According to Bahá'í teachings, religious history is seen as an evolving educational process for mankind, through God's messengers, which are termed Manifestations of God. Bahá'u'lláh is seen as the most recent, pivotal, but not final of these individuals. He claimed to be the expected redeemer and teacher prophesied in Judaism, Christianity, Islam, Hinduism, Buddhism, and other religions, and that his mission was to establish a firm basis for unity throughout the world, and inaugurate an age of peace and justice, which Bahá'ís expect will inevitably arise.
"Bahá'í" (/baˈha˝ʔi˝/) can be an adjective referring to the Bahá'í Faith, or the term for a follower of Bahá'u'lláh (Bahá'í is not a noun meaning the religion as a whole). The term comes from the Arabic word Bahá’ (بهاء), meaning "glory" or "splendor".
Three core principles of Bahá'í teachings are often referred to simply as: the unity of God, the unity of religion, and the unity of mankind. Many Bahá'í beliefs and practices are rooted in these priorities; but taken alone these would be an over-simplification of Bahá'í teachings.
Bahá'ís believe in a single, imperishable God, the creator of all things, including all the creatures and forces in the universe. The existence of God is thought to be eternal, without a beginning or end, and is described as "a personal God, unknowable, inaccessible, the source of all Revelation, eternal, omniscient, omnipresent and almighty." Though inaccessible directly, God is nevertheless seen as conscious of his creation, with a will and purpose. Bahá'ís believe that God expresses this will in many ways, including through a series of divine messengers referred to as Manifestations of God or sometimes divine educators. In expressing God's intent, these manifestations are seen to establish religion in the world.
Bahá'í teachings state that God is too great for humans to fully comprehend, or to create a complete and accurate image. In the Bahá'í religion God is often referred to by titles (e.g. the All-Powerful, or the All-Loving), and there is a substantial emphasis on monotheism, rejecting such doctrines as the Trinity.

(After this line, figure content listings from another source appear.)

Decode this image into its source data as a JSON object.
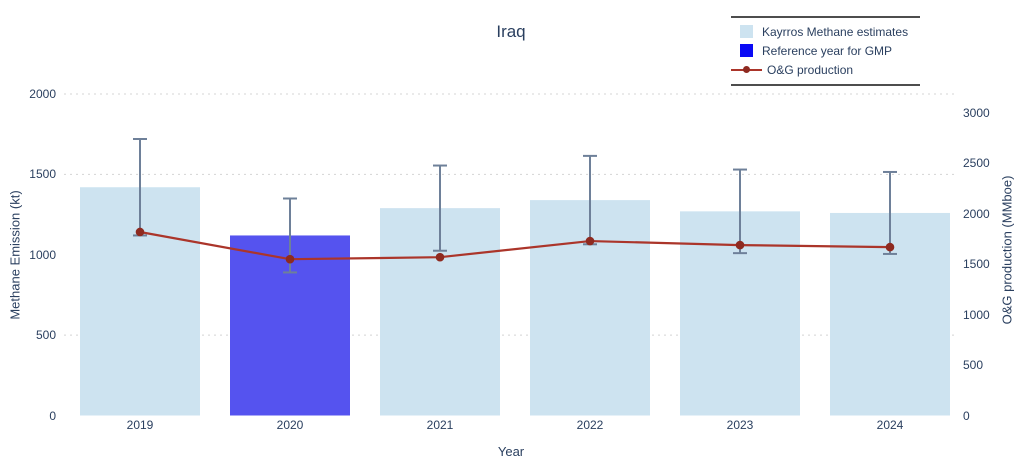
{
  "chart_data": {
    "type": "bar+line",
    "title": "Iraq",
    "xlabel": "Year",
    "categories": [
      "2019",
      "2020",
      "2021",
      "2022",
      "2023",
      "2024"
    ],
    "left_axis": {
      "label": "Methane Emission (kt)",
      "ticks": [
        "0",
        "500",
        "1000",
        "1500",
        "2000"
      ],
      "tick_values": [
        0,
        500,
        1000,
        1500,
        2000
      ],
      "range": [
        0,
        2080
      ]
    },
    "right_axis": {
      "label": "O&G production (MMboe)",
      "ticks": [
        "0",
        "500",
        "1000",
        "1500",
        "2000",
        "2500",
        "3000"
      ],
      "tick_values": [
        0,
        500,
        1000,
        1500,
        2000,
        2500,
        3000
      ],
      "range": [
        0,
        3010
      ]
    },
    "gridlines_left_values": [
      500,
      1500,
      2000
    ],
    "grid_style": "dashed",
    "legend_position": "top-right",
    "series": [
      {
        "name": "Kayrros Methane estimates",
        "type": "bar",
        "axis": "left",
        "color": "#cde3f0",
        "values": [
          1420,
          1120,
          1290,
          1340,
          1270,
          1260
        ],
        "error_plus_minus": [
          300,
          230,
          265,
          275,
          260,
          255
        ]
      },
      {
        "name": "Reference year for GMP",
        "type": "bar-highlight",
        "axis": "left",
        "legend_color": "#0a0af5",
        "bar_color": "#5553ef",
        "year": "2020",
        "value": 1120
      },
      {
        "name": "O&G production",
        "type": "line",
        "axis": "right",
        "color": "#ab352a",
        "marker_color": "#8e2a20",
        "values": [
          1820,
          1550,
          1570,
          1730,
          1690,
          1670
        ]
      }
    ],
    "error_bar_color": "#6e8099",
    "text_color": "#2a3f5f",
    "grid_color": "#d4d4d4"
  }
}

Bahá'í notions of progressive religious revelation result in their accepting the validity of most of the worlds' religions, whose founders and central figures are seen as Manifestations of God. These include, but are not limited to Jesus, Muhammad, Moses, and Buddha. Bahá'ís also believe that other religious figures, such as Adam, Noah, and Húd historically existed and were prophets of God. Religious history is interpreted as a series of dispensations, where each manifestation brings a somewhat broader and more advanced revelation, suited for the time and place in which it was expressed. Specific religious social teachings (e.g. the direction of prayer, or dietary restrictions) may be revoked by a subsequent manifestation so that a more appropriate requirement for the time and place may be established. Conversely, certain general principles (e.g. neighbourliness, or charity) are seen to be universal and consistent. Bahá'ís do not believe that this process of progressive revelation will end. They do, however, believe that it is cyclical. Bahá'ís do not expect a new manifestation of god to appear prior to 1000 years after Bahá'u'lláh's revelation.

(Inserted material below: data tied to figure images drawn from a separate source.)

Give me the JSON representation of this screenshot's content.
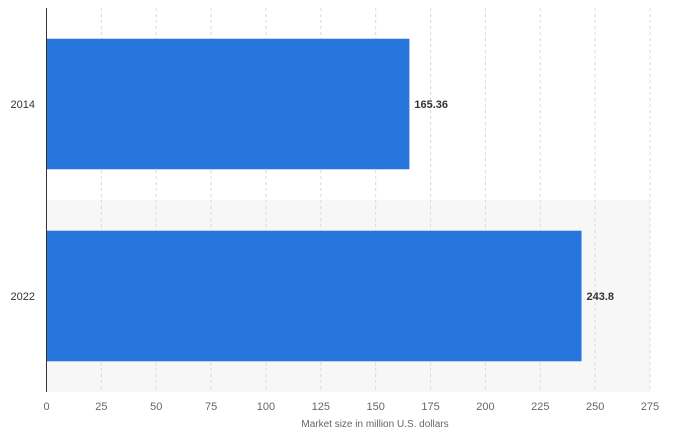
{
  "chart_data": {
    "type": "bar",
    "orientation": "horizontal",
    "categories": [
      "2014",
      "2022"
    ],
    "values": [
      165.36,
      243.8
    ],
    "data_labels": [
      "165.36",
      "243.8"
    ],
    "title": "",
    "xlabel": "Market size in million U.S. dollars",
    "ylabel": "",
    "xlim": [
      0,
      275
    ],
    "xticks": [
      0,
      25,
      50,
      75,
      100,
      125,
      150,
      175,
      200,
      225,
      250,
      275
    ],
    "grid": "vertical dashed",
    "bar_color": "#2875de",
    "alt_band_color": "#f7f7f7"
  }
}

Bahá'í beliefs are sometimes described as syncretic combinations of earlier religions' beliefs. Bahá'ís, however, assert that their religion is a distinct tradition with its own scriptures, teachings, laws, and history. Its cultural and religious debt to the Shi'a Islamic matrix in which it was founded is seen as analogous to the Jewish socio-religious context in which Christianity was established. Bahá'ís describe their faith as an independent world religion, differing from the other traditions only in its relative newness and in the appropriateness of Bahá'u'lláh's teachings to the modern context. Bahá'u'lláh is believed to fulfill the messianic expectations of these precursor faiths.

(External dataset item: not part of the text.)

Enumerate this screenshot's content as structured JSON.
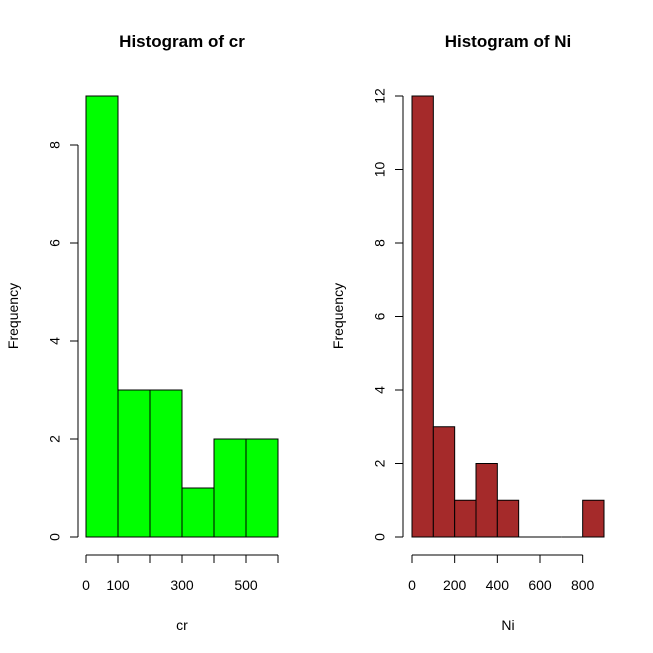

Bahá'ís believe that human beings have a "rational soul", and that this provides the species with a unique capacity to recognize God's station and humanity's relationship with its creator. Every human is seen to have a duty to recognize God through his messengers, and to conform to their teachings. Through recognition and obedience, service to fellow humans and regular prayer and spiritual practice, Bahá'ís believe that the soul becomes closer to God, the spiritual ideal in Bahá'í belief. When a human dies, the soul passes into the next world, where its spiritual development in the physical world becomes a basis for judgment and advancement in the spiritual world. Heaven and Hell are taught to be spiritual states of nearness or distance from God that describe relationships in this world and the next, and not physical places of reward and punishment achieved after death.
The Bahá'í writings emphasize the essential equality of human beings, and the abolition of prejudice. Humanity is seen as essentially one, though highly varied; its diversity of race and culture are seen as worthy of appreciation and tolerance. Doctrines of racism, nationalism, caste, and social class are seen as artificial impediments to unity. The Bahá'í teachings state that the unification of mankind is the paramount issue in the religious and political conditions of the present world.